Par Pierre de Bie, sur base d’une conférence donnée par Fernand FIGARES, Directeur National de Nouvelle Acropole Belgique

Le héros, homme divin

Dans la mythologie, le héros est présenté comme un être à moitié humain et à moitié divin: si un de ses parents fait partie de notre monde, l’autre appartient au monde des dieux. Nous sommes tous des héros potentiels, nous avons tous en nous ces germes d’excellence que les anciens et les bouddhistes appellent notre nature divine. Cette nature est latente et le héros va la réveiller. Il va dépasser sa condition humaine ordinaire pour en atteindre le meilleur, pour devenir un homme « divin », un être humain accompli. Bouddha, Jésus, Alexandre le Grand se sont ainsi réalisés et ont changé l’Histoire de manière durable. Selon les mythes anciens, cette durabilité est synonyme de qualité. Ce qui ne vaut pas la peine ne résiste pas au temps, Chronos le dévore.
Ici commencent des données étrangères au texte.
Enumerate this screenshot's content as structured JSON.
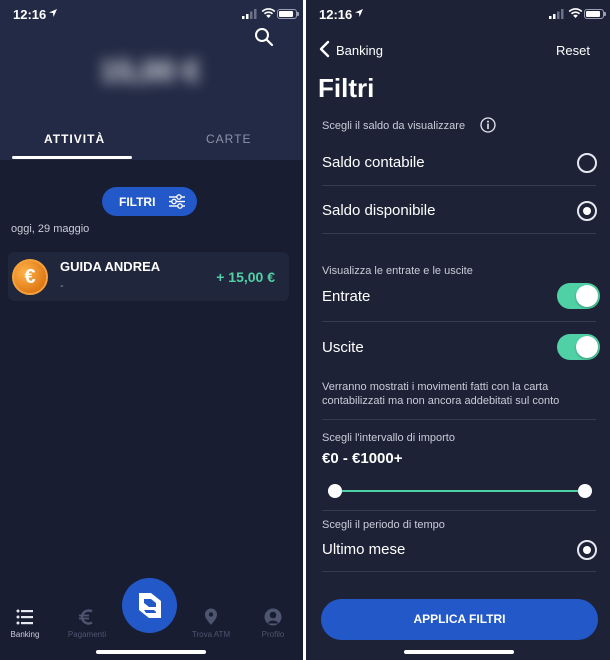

Platon associe le terme « héros » à celui d’Éros, le dieu de l’Amour avec un grand « A » (pas à Cupidon qu’on appelle le « petit Eros »). C’est un des plus anciens des dieux grecs, à la base de la force d’attraction universelle, tant psychique que physique. Il est le dieu de la cohésion, de tout ce qui relie. Pour Platon comme pour Victor Hugo, lorsqu’on ressent cette force ancestrale qu’est l’amour réel et profond, elle va irrémédiablement nous pousser à la quête héroïque. Il s’agit d’un amour désintéressé, altruiste, qui n’attend rien en retour. Cette puissance d’union va pousser le héros à interrompre sa vie quotidienne et tout quitter pour partir vers l’inconnu. C’est l’ « Appel de l’Aventure » inhérent à toute quête héroïque. Quelle que soit leur origine et la culture dont ils sont issus, que leur mission soit de tuer un dragon, de déposer un tyran, d’acquérir des pouvoirs extraordinaires, leurs différences vont se limiter à la forme. L’essence est commune : la quête héroïque est une quête mono-mythique. Il n’y a qu’un seul modèle de héros. Il est universel, il irrigue toutes les cultures. Si les mythes semblent morts dans notre civilisation occidentale, il est certain qu’ils reviendront ; les séries télévisées et les films mettant en valeur la quête héroïque le prouvent.

Les vertus du héros

Intéressons-nous à présent aux qualités indispensables à l’aboutissement d’une quête héroïque. Tout d’abord, la LIBERTE, dans son sens stoïcien et non dans le sens libertaire qu’on lui donne trop souvent. Il ne s’agit pas ici de faire ce que l’on veut, mais ce que l’on doit. Ce n’est pas une liberté de droits acquis, mais de devoir à remplir. Elle implique une volonté de prendre en charge sa propre vie de façon à ce qu’elle ne dépende ni de qui, ni de quoi que ce soit. Cette liberté, il va falloir l’acquérir et c’est ici qu’apparaît la notion de conquête, de lutte et de guerre. Guerre pacifique, bien entendu, mais guerre tout de même, car « pacifique » n’est pas synonyme de « facile ». La lutte est, par définition, éprouvante et le héros doit fourbir ses armes pour affronter ses ennemis, quelle que soit leur forme. Ce combat va permettre au héros de développer des valeurs fondamentales, telles que le courage et l’honneur. La nature elle-même, dans toute sa beauté, est le résultat de terribles batailles entre forces sauvages : le sable est le résultat des morsures incessantes de la mer sur les rochers, les montagnes sont issues de poussées tectoniques formidables et violentes. Le héros va devoir développer les qualités guerrières adéquates aux combats qu’il devra mener. Le passage des épreuves initie le héros, lui donne les armes nécessaires à sa victoire.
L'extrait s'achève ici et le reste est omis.